Matt Magee is an American contemporary artist who is best known for his minimal abstract geometric paintings, sculptures, prints, assemblages, murals and photographs. He was born in Paris, France in 1961 and moved from there to Tripoli, Libya and then to London. He moved to Brooklyn in 1984 to attend Pratt Institute for an MFA after completing a BA in Art History at Trinity University in San Antonio, TX. He maintained a studio on New York City until 2012 and currently lives in Phoenix, AZ.
Over a career spanning more than four decades, Magee has experimented widely with abstract and conceptual art practices. Magee’s compositions are organizations of shapes that have been informed by personal history, numerology, and language. Re-purposing a variety of found and collected media characterizes his sculpture and collage while his paintings explore language symbolically with an emphasis on repetition and reiteration and nods to art historical precedents.
Magee's father, a geologist and archaeologist, took him on trips through the Southwest where he collected small objects along the way that later informed his art practices. As a young adult he worked on a seismic truck in Laredo, TX and recorded vibrations sent into the earth to determine underlying geologic formations. Later, Magee was the chief photo archivist for the Robert Rauschenberg Foundation. Throughout his life, he has established ways of collecting that now inform his compositions.
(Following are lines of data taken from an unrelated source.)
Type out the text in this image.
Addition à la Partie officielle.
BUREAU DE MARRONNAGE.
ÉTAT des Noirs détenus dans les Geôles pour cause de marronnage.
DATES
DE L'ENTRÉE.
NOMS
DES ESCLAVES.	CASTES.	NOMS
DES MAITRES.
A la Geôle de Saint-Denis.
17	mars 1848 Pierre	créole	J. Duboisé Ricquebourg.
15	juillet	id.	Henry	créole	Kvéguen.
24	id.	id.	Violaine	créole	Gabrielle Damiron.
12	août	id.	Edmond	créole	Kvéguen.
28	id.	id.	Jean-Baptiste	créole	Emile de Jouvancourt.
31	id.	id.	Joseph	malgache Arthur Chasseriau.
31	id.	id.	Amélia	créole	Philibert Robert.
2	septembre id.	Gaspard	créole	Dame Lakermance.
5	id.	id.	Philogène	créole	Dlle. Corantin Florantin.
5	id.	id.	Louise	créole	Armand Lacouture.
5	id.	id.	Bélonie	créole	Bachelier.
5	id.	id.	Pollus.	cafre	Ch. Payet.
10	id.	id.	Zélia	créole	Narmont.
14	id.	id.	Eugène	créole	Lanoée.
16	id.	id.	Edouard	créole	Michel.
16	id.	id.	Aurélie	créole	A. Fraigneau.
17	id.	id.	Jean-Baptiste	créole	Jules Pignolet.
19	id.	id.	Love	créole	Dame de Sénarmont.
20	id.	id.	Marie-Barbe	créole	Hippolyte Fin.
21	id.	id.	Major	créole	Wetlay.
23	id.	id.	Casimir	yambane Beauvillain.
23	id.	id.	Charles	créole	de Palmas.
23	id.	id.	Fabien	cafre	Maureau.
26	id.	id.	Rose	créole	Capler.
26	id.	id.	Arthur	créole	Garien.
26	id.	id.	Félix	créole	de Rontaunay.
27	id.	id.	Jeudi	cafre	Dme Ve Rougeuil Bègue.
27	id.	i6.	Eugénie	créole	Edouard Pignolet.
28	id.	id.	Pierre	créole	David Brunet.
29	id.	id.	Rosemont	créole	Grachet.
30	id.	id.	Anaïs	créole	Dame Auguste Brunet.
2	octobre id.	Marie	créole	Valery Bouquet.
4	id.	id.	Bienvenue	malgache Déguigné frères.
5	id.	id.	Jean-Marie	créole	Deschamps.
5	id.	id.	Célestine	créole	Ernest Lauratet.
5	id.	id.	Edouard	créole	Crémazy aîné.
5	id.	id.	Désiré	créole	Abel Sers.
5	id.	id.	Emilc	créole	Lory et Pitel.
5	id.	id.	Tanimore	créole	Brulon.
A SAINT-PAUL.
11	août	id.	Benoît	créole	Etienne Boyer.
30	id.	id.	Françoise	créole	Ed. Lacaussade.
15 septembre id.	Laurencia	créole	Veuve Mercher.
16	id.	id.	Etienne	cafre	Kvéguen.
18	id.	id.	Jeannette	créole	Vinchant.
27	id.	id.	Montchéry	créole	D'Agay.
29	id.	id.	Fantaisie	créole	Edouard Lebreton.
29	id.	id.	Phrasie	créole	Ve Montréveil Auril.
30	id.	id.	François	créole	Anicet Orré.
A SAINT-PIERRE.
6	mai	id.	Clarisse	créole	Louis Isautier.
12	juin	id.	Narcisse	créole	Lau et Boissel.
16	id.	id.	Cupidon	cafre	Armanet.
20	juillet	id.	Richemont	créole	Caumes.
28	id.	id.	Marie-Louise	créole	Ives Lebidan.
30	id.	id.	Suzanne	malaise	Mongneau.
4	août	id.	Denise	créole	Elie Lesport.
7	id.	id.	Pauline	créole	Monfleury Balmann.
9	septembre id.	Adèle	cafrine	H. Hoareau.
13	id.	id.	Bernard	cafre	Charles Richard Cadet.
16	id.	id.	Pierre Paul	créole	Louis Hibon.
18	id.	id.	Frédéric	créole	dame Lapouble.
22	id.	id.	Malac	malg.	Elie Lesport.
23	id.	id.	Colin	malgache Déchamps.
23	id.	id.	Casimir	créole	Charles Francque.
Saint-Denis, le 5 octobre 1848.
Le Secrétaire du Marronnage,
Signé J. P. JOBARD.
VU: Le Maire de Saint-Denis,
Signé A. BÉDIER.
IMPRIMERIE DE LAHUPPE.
Magee’s painting style is minimal in concept, but his brushstrokes are expressive. Within these conceptual spreadsheets, abacuses, and hieroglyphics are reminders of the artist’s hand. His visual language relates to early hard-edge abstraction and finds inspiration in contemporary scientific, ecological, and technological ideas.
He is represented by Richard Levy Gallery in Albuquerque, NM; Hiram Butler Gallery in Houston, TX; Eagle Gallery in London; Inde/Jacobs Gallery in Marfa,TX; David Hall Fine Art in Wellesley, MA; and Mission Projects in Chicago.
Magee was the 2017 Arlene and Mort Scult Award winner, the 2007 Josef and Anni Albers Foundation resident fellow, and winner of the Board of Trustees Award from the Silvermine Arts Center. He was also a 1991 Pollock-Krasner Foundation Grant recipient. His work has been exhibited worldwide.